O novo Regulamento relativo à triagem propõe um procedimento de triagem antes da entrada no território do país de primeira entrada que deve ser aplicável a todos os nacionais de países terceiros que se apresentam nas fronteiras externas sem preencherem as condições de entrada ou após o desembarque, na sequência de uma operação de busca e salvamento.

3.2

Os dados disponíveis revelam que a chegada de nacionais de países terceiros com claras necessidades de proteção internacional, conforme observado nos anos de 2015 e 2016, foi substituída, em parte, pelas chegadas mistas de pessoas.

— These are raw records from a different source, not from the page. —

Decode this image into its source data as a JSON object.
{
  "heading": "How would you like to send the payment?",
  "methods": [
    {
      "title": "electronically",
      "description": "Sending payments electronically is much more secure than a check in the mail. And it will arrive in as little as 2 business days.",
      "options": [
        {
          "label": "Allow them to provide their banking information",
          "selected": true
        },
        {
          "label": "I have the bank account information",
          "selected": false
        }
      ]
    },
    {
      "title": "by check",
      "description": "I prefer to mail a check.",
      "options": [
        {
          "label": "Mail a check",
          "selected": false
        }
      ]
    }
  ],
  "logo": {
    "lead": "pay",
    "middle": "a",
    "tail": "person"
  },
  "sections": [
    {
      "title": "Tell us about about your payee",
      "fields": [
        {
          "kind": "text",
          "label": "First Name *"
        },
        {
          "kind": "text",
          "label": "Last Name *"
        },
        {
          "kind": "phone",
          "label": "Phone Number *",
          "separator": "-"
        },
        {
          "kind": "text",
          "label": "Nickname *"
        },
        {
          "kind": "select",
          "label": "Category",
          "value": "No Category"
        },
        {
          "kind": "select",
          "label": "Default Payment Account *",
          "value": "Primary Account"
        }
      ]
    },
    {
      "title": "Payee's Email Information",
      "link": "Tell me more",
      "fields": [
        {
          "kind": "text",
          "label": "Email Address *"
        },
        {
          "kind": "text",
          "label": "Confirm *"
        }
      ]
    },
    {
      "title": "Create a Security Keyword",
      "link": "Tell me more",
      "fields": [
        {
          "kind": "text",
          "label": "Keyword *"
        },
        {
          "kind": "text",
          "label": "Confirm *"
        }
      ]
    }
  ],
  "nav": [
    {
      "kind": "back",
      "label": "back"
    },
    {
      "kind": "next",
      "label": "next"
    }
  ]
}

3.3   Observações na especialidade sobre os objetivos e principais elementos do procedimento de triagem

3.3.1

O objetivo da triagem é contribuir para a nova abordagem global da migração e dos fluxos mistos, assegurando que a identidade das pessoas e os eventuais riscos para a saúde e a segurança são determinados rapidamente e que todos os nacionais de países terceiros que se apresentam nas fronteiras externas sem preencherem as condições de entrada ou após o desembarque, na sequência de uma operação de busca e salvamento, são rapidamente encaminhados para o procedimento aplicável. O objetivo deve ser igualmente a criação de um instrumento útil que permita que os outros Estados-Membros participem e avaliem também eles os requerentes durante o procedimento de asilo ao abrigo do Regulamento Procedimentos de Asilo.

3.3.2

A proposta prevê que os direitos fundamentais das pessoas em questão sejam protegidos por um mecanismo a criar pelos Estados-Membros.

3.3.3

Em particular, a triagem deverá consistir:

a)

num controlo preliminar da saúde e da vulnerabilidade;

b)

num controlo de identidade mediante consulta das bases de dados europeias;

c)

num registo dos dados biométricos (isto é, dados dactiloscópicos e dados de imagens faciais) nas bases de dados adequadas, na medida em que esse registo ainda não tenha sido efetuado; assim como

d)

num controlo de segurança através de uma consulta das bases de dados nacionais e da União pertinentes, sobretudo o Sistema de Informação de Schengen (SIS), para verificar que a pessoa não constitui uma ameaça para a segurança interna.

3.3.4

A triagem deveria ser obrigatória e deveria ser efetuada não apenas nos países de primeira entrada e sim em todos os Estados-Membros, em sintonia com o princípio da solidariedade da UE. Como referido no novo pacto, o procedimento de asilo só será executado nos países de primeira entrada. Se a «solidariedade obrigatória» não assumir a forma de «recolocação obrigatória» ao abrigo das disposições do Regulamento Procedimentos de Asilo, ou se não forem criados procedimentos que permitam às pessoas requerer asilo nos Estados-Membros da UE sem necessidade de atravessar as fronteiras da UE, em termos práticos, o regulamento não estará operacional. Devem também existir incentivos e desincentivos à recolocação e, em qualquer caso, o procedimento de asilo ao abrigo do Regulamento Procedimentos de Asilo deve ser executado noutros Estados-Membros e não exclusivamente no país de primeira entrada.

3.3.5

Espera-se que a triagem proposta traga valor acrescentado aos procedimentos atuais e, exceto em caso de questões sanitárias, não seja efetuada apenas nos países situados nas fronteiras externas da UE.

3.3.6

Um mecanismo independente, eficaz e contínuo de acompanhamento deve abranger sobretudo o respeito dos direitos fundamentais relativos à triagem, bem como o respeito das regras nacionais aplicáveis em caso de detenção e o cumprimento do princípio da não repulsão. Além disso, deve assegurar que as queixas são tratadas com celeridade e de forma apropriada.

3.3.7

A proposta reconhece o papel das agências da UE — Frontex e Agência da União Europeia para o Asilo —, que podem acompanhar e apoiar as autoridades competentes no exercício das suas funções em matéria de triagem, mas não é suficientemente clara. Também confere um papel importante, ainda que totalmente opaco, à Agência dos Direitos Fundamentais no apoio ao desenvolvimento pelos Estados-Membros de mecanismos independentes de acompanhamento dos direitos fundamentais relativos à triagem, bem como no respeito das regras nacionais aplicáveis em caso de detenção e o cumprimento do princípio da não repulsão.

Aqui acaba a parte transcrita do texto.